Serikat buruh di Indonesia melontarkan ketidakpuasan mereka terhadap kebijakan pemerintah yang berencana menaikkan Upah Minimum Nasional (UMP) sebesar 6,5 persen pada tahun 2025. Namun, kebijakan ini dibarengi dengan rencana peningkatan Pajak Pertambahan Nilai (PPN) menjadi 12 persen mulai Januari 2025. Menurut serikat buruh, kenaikan UMP tersebut akan kehilangan maknanya.
Presiden Asosiasi Serikat Pekerja Buruh Seluruh Indonesia (Aspirasi), Mirah Sumirat, menyatakan bahwa rencana pemerintah untuk menaikkan tarif PPN hingga 12 persen akan membuat kenaikan upah buruh menjadi tidak efektif.
“Jika PPN benar-benar naik menjadi 12 persen, maka kenaikan 6,5 persen pada UMP akan menjadi sia-sia dan bahkan bisa berujung pada penurunan daya beli,” ujar Mirah kepada kumparan pada Minggu (1/12).
Mirah juga menyoroti bahwa meskipun upah buruh naik 6,5 persen, jika pemerintah tetap menaikkan PPN, industri dan pengusaha mungkin akan memilih jalan pintas dengan melakukan Pemutusan Hubungan Kerja (PHK).
“Jika pemerintah memaksa kenaikan PPN, industri mungkin akan memilih PHK sebagai solusi cepat,” tambahnya.
Selain itu, Mirah mencatat bahwa menjelang Natal dan Tahun Baru 2025, harga pangan telah mengalami kenaikan drastis hingga 20 persen. Belum lagi, ada rencana kenaikan harga energi seperti listrik dan BBM di tahun depan.
“Harga pangan sudah naik lebih dari 20 persen. Pemerintah juga berencana menaikkan tarif listrik dan BBM, yang pasti akan naik setiap tahun,” ungkap Mirah.
Mirah menegaskan bahwa satu-satunya solusi bagi buruh adalah kenaikan upah yang signifikan, setidaknya 20 persen.

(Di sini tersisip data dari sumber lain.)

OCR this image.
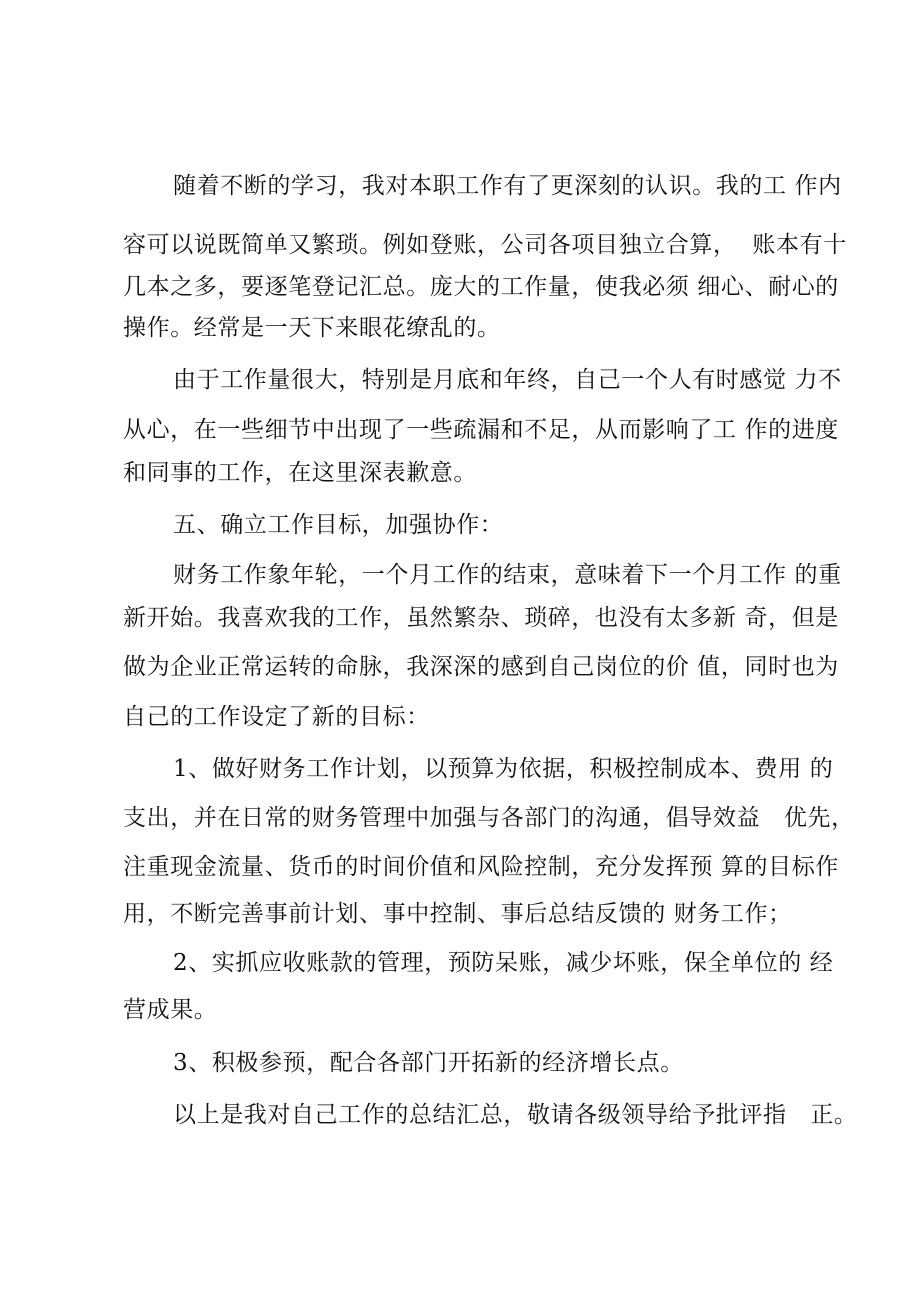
随着不断的学习，我对本职工作有了更深刻的认识。我的工 作内
容可以说既简单又繁琐。例如登账，公司各项目独立合算，  账本有十
几本之多，要逐笔登记汇总。庞大的工作量，使我必须 细心、耐心的
操作。经常是一天下来眼花缭乱的。
由于工作量很大，特别是月底和年终，自己一个人有时感觉 力不
从心，在一些细节中出现了一些疏漏和不足，从而影响了工 作的进度
和同事的工作，在这里深表歉意。
五、确立工作目标，加强协作：
财务工作象年轮，一个月工作的结束，意味着下一个月工作 的重
新开始。我喜欢我的工作，虽然繁杂、琐碎，也没有太多新 奇，但是
做为企业正常运转的命脉，我深深的感到自己岗位的价 值，同时也为
自己的工作设定了新的目标：
1、做好财务工作计划，以预算为依据，积极控制成本、费用 的
支出，并在日常的财务管理中加强与各部门的沟通，倡导效益   优先，
注重现金流量、货币的时间价值和风险控制，充分发挥预 算的目标作
用，不断完善事前计划、事中控制、事后总结反馈的 财务工作；
2、实抓应收账款的管理，预防呆账，减少坏账，保全单位的 经
营成果。
3、积极参预，配合各部门开拓新的经济增长点。
以上是我对自己工作的总结汇总，敬请各级领导给予批评指   正。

“Pendidikan, kesehatan, dan transportasi publik belum sepenuhnya gratis. Listrik dan BBM juga belum mendapat subsidi yang luas. Oleh karena itu, kenaikan upah adalah satu-satunya komponen yang bisa diandalkan buruh,” jelasnya.
Presiden Konfederasi Serikat Buruh Seluruh Indonesia (KSBSI), Elly Rosita Silaban, sependapat dengan Mirah. Ia menyatakan bahwa kenaikan UMP 6,5 persen yang diikuti dengan kenaikan PPN 12 persen hanya akan memicu PHK besar-besaran di industri.
“Kita sudah mendengar ada resistensi dari pengusaha, dan buruh akan di-PHK,” kata Elly Rosita kepada kumparan.
Elly menambahkan bahwa meskipun kenaikan UMP dapat meningkatkan daya beli buruh, pemerintah harus memastikan bahwa pengusaha tidak melakukan PHK.
“Pemerintah dan pengusaha harus menjamin bahwa kenaikan ini dijalankan dengan baik di lapangan dan tidak ada PHK,” tegasnya.
Serikat buruh berharap pemerintah dapat menyeimbangkan kebijakan kenaikan UMP dan PPN agar tidak merugikan buruh.
“Kami mengapresiasi kenaikan UMP 6,5 persen, tetapi kenaikan pajak 12 persen akan menghilangkan arti dari kenaikan tersebut,” tutup Elly.